A case study in smartphone vision science
Here are some demonstrations of the various conditions discussed in the following paper:
Liverence, B. M., & Scholl, B. J. (2015). Object persistence enhances spatial navigation: A case study in smartphone vision science. Psychological Science, 26(7), 955-963.These demonstrations are provided as Quicktime movies, which can be downloaded or viewed directly in most web-browsers. These movies are a bit large and choppy, but they should be sufficient to illustrate the basic conditions. As compressed versions of the original stimuli, these movies may not preserve the precise spatial and temporal characteristics of the originals.
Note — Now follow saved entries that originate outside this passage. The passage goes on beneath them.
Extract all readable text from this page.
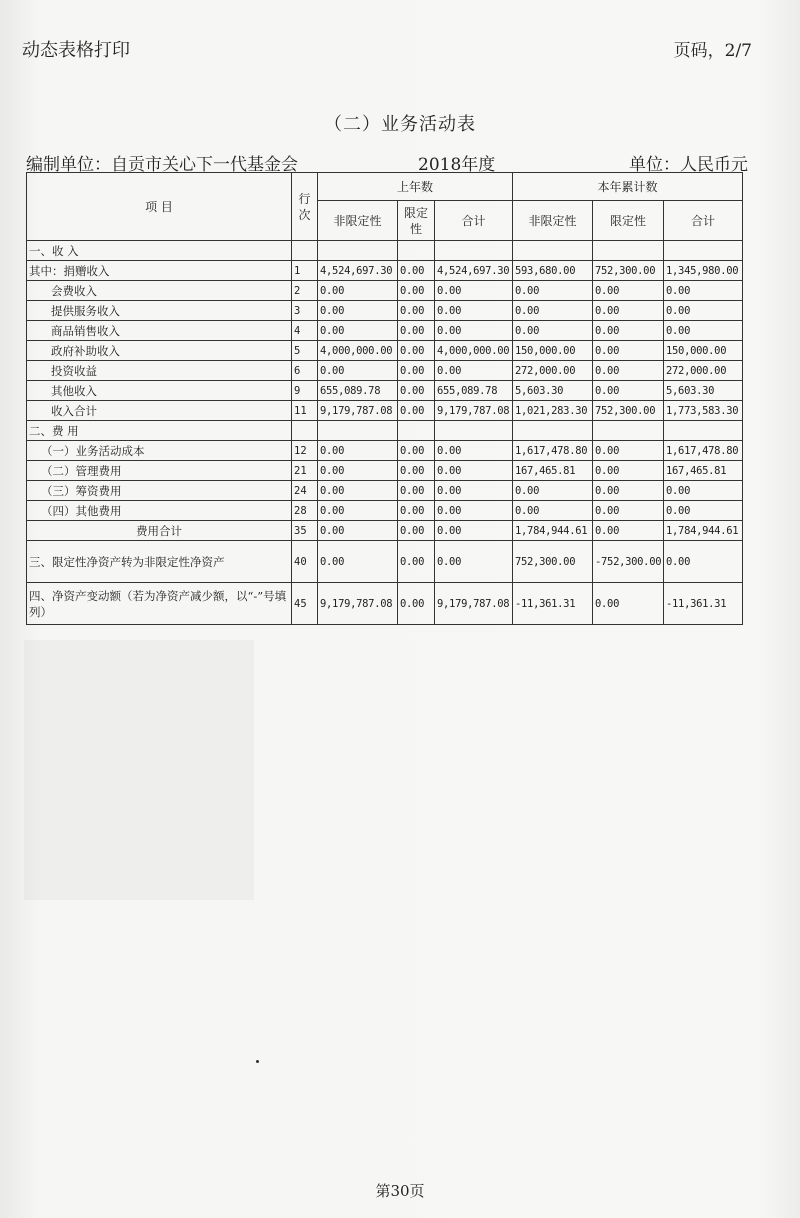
动态表格打印	页码，2/7
（二）业务活动表
编制单位：自贡市关心下一代基金会	2018年度	单位：人民币元
项 目	行次	上年数			本年累计数		
		非限定性	限定性	合计	非限定性	限定性	合计
一、收 入							
其中：捐赠收入	1	4,524,697.30	0.00	4,524,697.30	593,680.00	752,300.00	1,345,980.00
会费收入	2	0.00	0.00	0.00	0.00	0.00	0.00
提供服务收入	3	0.00	0.00	0.00	0.00	0.00	0.00
商品销售收入	4	0.00	0.00	0.00	0.00	0.00	0.00
政府补助收入	5	4,000,000.00	0.00	4,000,000.00	150,000.00	0.00	150,000.00
投资收益	6	0.00	0.00	0.00	272,000.00	0.00	272,000.00
其他收入	9	655,089.78	0.00	655,089.78	5,603.30	0.00	5,603.30
收入合计	11	9,179,787.08	0.00	9,179,787.08	1,021,283.30	752,300.00	1,773,583.30
二、费 用							
（一）业务活动成本	12	0.00	0.00	0.00	1,617,478.80	0.00	1,617,478.80
（二）管理费用	21	0.00	0.00	0.00	167,465.81	0.00	167,465.81
（三）筹资费用	24	0.00	0.00	0.00	0.00	0.00	0.00
（四）其他费用	28	0.00	0.00	0.00	0.00	0.00	0.00
费用合计	35	0.00	0.00	0.00	1,784,944.61	0.00	1,784,944.61
三、限定性净资产转为非限定性净资产	40	0.00	0.00	0.00	752,300.00	-752,300.00	0.00
四、净资产变动额（若为净资产减少额，以“-”号填列）	45	9,179,787.08	0.00	9,179,787.08	-11,361.31	0.00	-11,361.31
第30页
Violations of spatiotemporal continuity disrupt performance in many attention and working memory tasks, but such experiments have been limited to the study of moment-by-moment online perception, typically assessed by passive monitoring tasks. Here we ask whether persisting object representations also serve as underlying units of longer-term memory and active spatial navigation, using a novel paradigm inspired by the visual interfaces common to many smartphones. Participants used keypresses to navigate through simple visual environments constituted by grids of "icons" (depicting real-world objects), only one of which was visible at a time through a static virtual "window". Participants found target icons faster when navigation involved persistence cues (via "sliding" animations) compared to when persistence was disrupted (e.g. via matched "fading" animations), with all transitions modeled on existing smartphone interfaces. Moreover, this difference occurred even after explicit memorization, demonstrating that object persistence enhances spatial navigation in an automatic and irresistible fashion.
Expt #1: Sliding vs. Fading (1 icon per page) (808 KB)
Replication: Sliding vs. Fading (4 icons per page) (1.3 MB)
In this experiment, participants navigated through a 4x4 grid of icon-pages -- with 1 icon visible per page -- using arrow keys on the keyboard. In the actual experiment, there was only 1 window (in the center of the screen), beneath which were displayed 4 "target" icons (not depicted here) that the participant had to navigate to (and click on), in order, as quickly as possible. This demo depicts two matched windows, corresponding to the views an observer would have in the two conditions of the experiment: Slide (left window) and Fade (right window). In this demo, the participant takes a clockwise route around the perimeter of the grid, starting and ending in the top-left corner, and viewing 12 of the 16 icons along the way (with an additional 4 unviewed icons in the center of the grid). The keypresses that the participant would have made while taking this route are highlighted in red on the "virtual keys" shown at the bottom of the display (not depicted in the actual experiment). We also include a similar demo of a replication (mentioned in footnote 3 in the manuscript) with 4 icons per page.
Expt #2: Sliding vs. Wiping (760 KB)
During Slide animations, icons are always drawn as fully saturated, but their shapes are only revealed gradually as they appear and disappear. During Fade animations, however, the icons' shapes are visible throughout the animation sequence, though they aren't fully saturated during the actual fading. Could such low-level differences in moment-to-moment visibility (rather than differences in object persistence) explain the robust difference between Slide and Fade RTs? To test this, we used a new Wipe animation that perfectly equated frame-by-frame visibility to the Slide animation, while disrupting object persistence. In the Wipe animation (shown in the right window in this demo), virtual occluding surfaces move across and thereby cover up the static icons at the same speed as the icons themselves move in the Slide condition (the left window, as before), thereby perfectly equating, frame-by-frame, the amount of the icons' surface area that is visible in each condition.
Expt #3: Controlling for Low-Level Motion (996 KB)
Whereas Slide animations involved motion in the direction opposite to each keypress, Fade animations involved no motion whatsoever, and Wipe animations involved a more ambiguous motion signal (i.e., of the occluder). Could such low-level differences in motion signals (rather than differences in object persistence) explain these effects? To test this, we created two new, duration-matched conditions that each involved both a sliding phase and a fading phase. During each condition, the initial icon disappeared twice -- first being replaced with itself, and then with the incoming icon. In the Fade-then-Slide condition (left window), the icon was replaced by itself as in standard Fade animations, and then was replaced by the incoming icon as in Slide animations from Experiment 1. In the Slide-then-Fade condition (right window), this order was reversed. The functional consequence was that both conditions were perfectly equated for all low-level visual properties (including motion), but while persistence was preserved in the Fade-then-Slide condition, it was robustly disrupted in the Slide-then-Fade condition.